Before battle, you pick the soldiers you want and then select the appropriate class-based weapons that they can use. These items are placed on the right-hand side of the top screen for you to choose when you fight. The entire battle is stylus-driven, so to attack, you need to hold the stylus down on your character and charge up your meter. This is when things get hectic, because after you hit an enemy, it will drop gems that you need to grab quickly for magic points. Once you have MP, you can equip the weapon that you have on standby and unleash a much more powerful skill attack. While you're doing all this, enemies will launch their own offensive, and since you are the bright ball of light onscreen, you need to dodge bullets as though you're playing a fast-paced shoot-'em-up. There's so much going on that this will seem incredibly intimidating at first. But once you get over that hurdle and finally figure out how this game works, you'll appreciate the unique setup because it feels a lot more engaging than lining up your fighters and telling them to simply attack.

It takes a few tries to adjust to the new battle system.
It takes a few tries to adjust to the new battle system.

So if you're completely lost by this point but are still intrigued, Knights in the Nightmare is worth a closer look--if you're willing to spend a good hour sifting through the tutorial, tips, and demonstration sections and then revisit them again later for a refresher. The tutorials are a bit tedious, but like any game with a steep learning curve, once you get it, it's easy. When you're not busting your brains trying to figure out what to do, take a step back to absorb the visuals and the music, because they are fantastic. Even though we didn't get too far in, we came across quite a few amazing melodies that we'd love to listen to on a separate soundtrack.
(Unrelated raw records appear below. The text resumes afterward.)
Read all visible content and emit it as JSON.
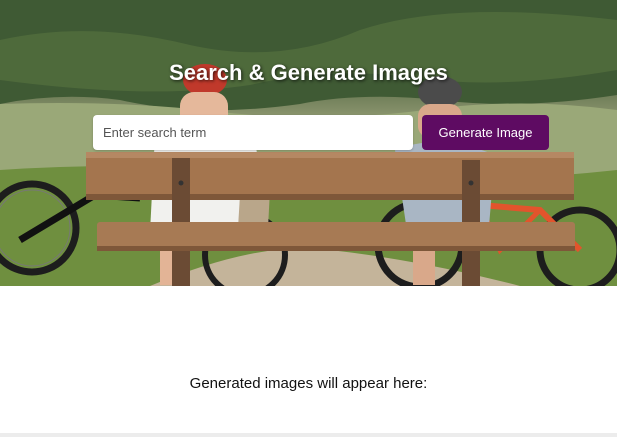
{
  "header": {
    "title": "Search & Generate Images",
    "background": "photo-cyclists-on-bench"
  },
  "search": {
    "placeholder": "Enter search term",
    "value": "",
    "button_label": "Generate Image"
  },
  "results": {
    "empty_text": "Generated images will appear here:"
  },
  "colors": {
    "button": "#5e0b62",
    "button_text": "#ffffff",
    "title_text": "#ffffff"
  }
}
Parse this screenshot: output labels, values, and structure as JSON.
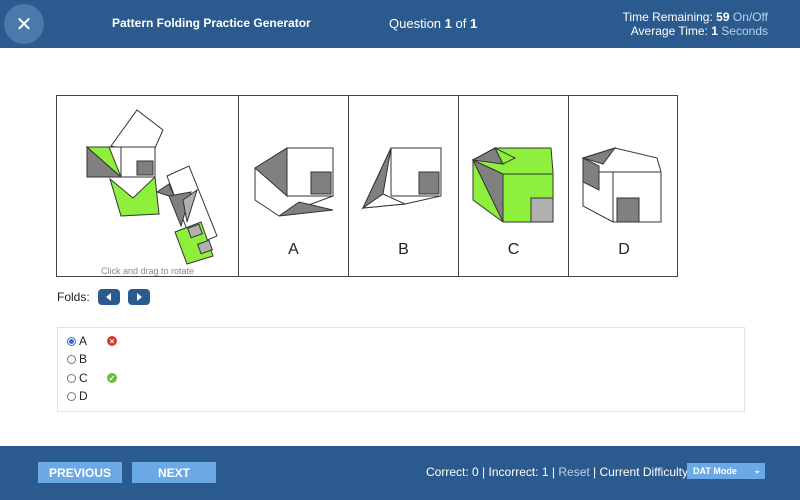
{
  "header": {
    "close_glyph": "✕",
    "title": "Pattern Folding Practice Generator",
    "question_prefix": "Question",
    "question_current": "1",
    "question_of": "of",
    "question_total": "1",
    "time_remaining_label": "Time Remaining:",
    "time_remaining_value": "59",
    "toggle_label": "On/Off",
    "average_label": "Average Time:",
    "average_value": "1",
    "average_unit": "Seconds"
  },
  "figure": {
    "rotate_hint": "Click and drag to rotate",
    "options": [
      "A",
      "B",
      "C",
      "D"
    ]
  },
  "folds": {
    "label": "Folds:"
  },
  "answers": [
    {
      "label": "A",
      "selected": true,
      "mark": "wrong"
    },
    {
      "label": "B",
      "selected": false,
      "mark": ""
    },
    {
      "label": "C",
      "selected": false,
      "mark": "correct"
    },
    {
      "label": "D",
      "selected": false,
      "mark": ""
    }
  ],
  "footer": {
    "previous_label": "PREVIOUS",
    "next_label": "NEXT",
    "correct_label": "Correct:",
    "correct_value": "0",
    "incorrect_label": "Incorrect:",
    "incorrect_value": "1",
    "reset_label": "Reset",
    "difficulty_label": "Current Difficulty:",
    "difficulty_value": "DAT Mode"
  },
  "colors": {
    "bar": "#2b5a8e",
    "button": "#6aa8e6",
    "shape_green": "#8ef03c",
    "shape_dark_gray": "#808080",
    "shape_light_gray": "#b0b0b0"
  }
}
The art style is great and is easier to appreciate once you're off the battlefield.

This game won't be easily accessible and will take a lot of patience in the beginning. It is, however, perfect for those who enjoy the challenge of a more complicated RPG and are willing to learn something new. Chances are you've never seen anything like this, and there is so much more than what we've already covered. Look for Knights in the Nightmare when it is released June 2.